Not bad for something that costs libraries $15,000 per year, which is about the same the library would pay for one damn chemistry journal.

So how much does it cost to remember 50,000 Holocaust witnesses and survivors for, say, 20 years? I mean, above and beyond the cost of building a cutting edge facility, developing new technologies of preservation, cooling and housing a freight container worth of hard drives, laying fiber optic cables below ground across several states, etc.? I don’t know. But I do know how much the Shoah Foundation would charge you to save 8 petabytes worth of videos for 20 years, if you were a USC Professor. They’d charge you $1,000/TB/20 years.

The Foundation’s videos take up 8,000 terabytes, which at $1,000 each would cost you $8 million per 20 years, or about half a million dollars per year. Combine that with all the physical space it takes up, and never forgetting the Holocaust is sounding rather prohibitive. And what about after 20 years, when modern operating systems forget how to read JPEG 2000 or interface with StorageTek T10000C Tape Drives, and the Shoah Foundation needs to undertake another massive data conversion? I can see why that Canadian official didn’t manage it.

The Reconcentration of Holocaust Survivors

While I appreciated the guided tour of the exhibit, and am thankful for the massive amounts of money, time, and effort scholars and donors are putting into remembering Holocaust survivors, I couldn’t help but be creeped out by the experience.

Our tour began by entering a high security facility. We signed our names on little pieces of paper and were herded through several layers of locked doors and small rooms. Not quite the way one expects to enter the project tasked with remembering and respecting the victims of genocide.
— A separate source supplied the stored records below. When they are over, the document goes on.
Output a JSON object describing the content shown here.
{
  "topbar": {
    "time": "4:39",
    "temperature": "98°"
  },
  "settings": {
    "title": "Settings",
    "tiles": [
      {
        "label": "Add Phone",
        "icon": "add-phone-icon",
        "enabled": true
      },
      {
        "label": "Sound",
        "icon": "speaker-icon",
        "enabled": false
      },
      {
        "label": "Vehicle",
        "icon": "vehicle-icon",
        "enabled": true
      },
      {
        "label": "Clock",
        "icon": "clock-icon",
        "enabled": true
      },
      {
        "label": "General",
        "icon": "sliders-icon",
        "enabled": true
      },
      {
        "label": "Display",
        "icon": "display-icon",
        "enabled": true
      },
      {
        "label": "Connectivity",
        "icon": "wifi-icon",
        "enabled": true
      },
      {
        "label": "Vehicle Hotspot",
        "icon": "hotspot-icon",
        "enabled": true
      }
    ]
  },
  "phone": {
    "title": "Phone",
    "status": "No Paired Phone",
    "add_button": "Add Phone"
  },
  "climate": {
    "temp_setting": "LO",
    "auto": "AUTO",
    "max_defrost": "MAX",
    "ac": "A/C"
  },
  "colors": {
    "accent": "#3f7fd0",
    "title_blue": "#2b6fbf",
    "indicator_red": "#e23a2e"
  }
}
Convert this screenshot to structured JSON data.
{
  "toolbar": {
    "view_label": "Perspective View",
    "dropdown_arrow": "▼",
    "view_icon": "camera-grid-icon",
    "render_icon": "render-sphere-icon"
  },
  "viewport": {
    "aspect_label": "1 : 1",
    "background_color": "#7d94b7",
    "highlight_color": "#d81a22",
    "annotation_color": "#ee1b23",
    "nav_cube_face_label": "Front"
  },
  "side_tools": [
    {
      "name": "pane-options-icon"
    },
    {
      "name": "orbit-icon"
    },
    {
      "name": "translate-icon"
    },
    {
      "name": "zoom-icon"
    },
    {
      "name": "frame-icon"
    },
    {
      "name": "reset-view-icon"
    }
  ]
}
The Nazi’s assembly-line techniques for mass extermination led to starkly regular camps, like Auschwitz pictured above, laid out in efficient grids for the purpose of efficient control and killings. “Concentration camp”, by the way, refers to the concentration of people into small spaces, coming from “reconcentration camps” in Cuba. Now we’re concentrating 50,000 testimonies into a couple of closets with production line efficiency, reconcentrating the stories of people who dispersed across the world, so they’re all in one easy-to-access place.

Server farm [via wikipedia]
We’ve squeezed 100,000 hours of testimony into a server farm that consists of a series of boxes embedded in a series of larger boxes, all aligned to a grid; input, output, and eventual destruction of inferior entities handled by robots. Audits occur nightly.

The Shoah Foundation materials were collected, developed, and preserved with the utmost respect. The goal is just, the cause respectable, and the efforts incredibly important. And by reconcentrating survivors’ stories, they can now be accessed by the world. I don’t blame the Foundation for the parallels which are as much a construct of my mind as they are of the society in which this technology developed. Still, on Halloween, it’s hard to avoid reflecting on the material, monetary, and ultimately dehumanizing costs of processing ghosts into the machine.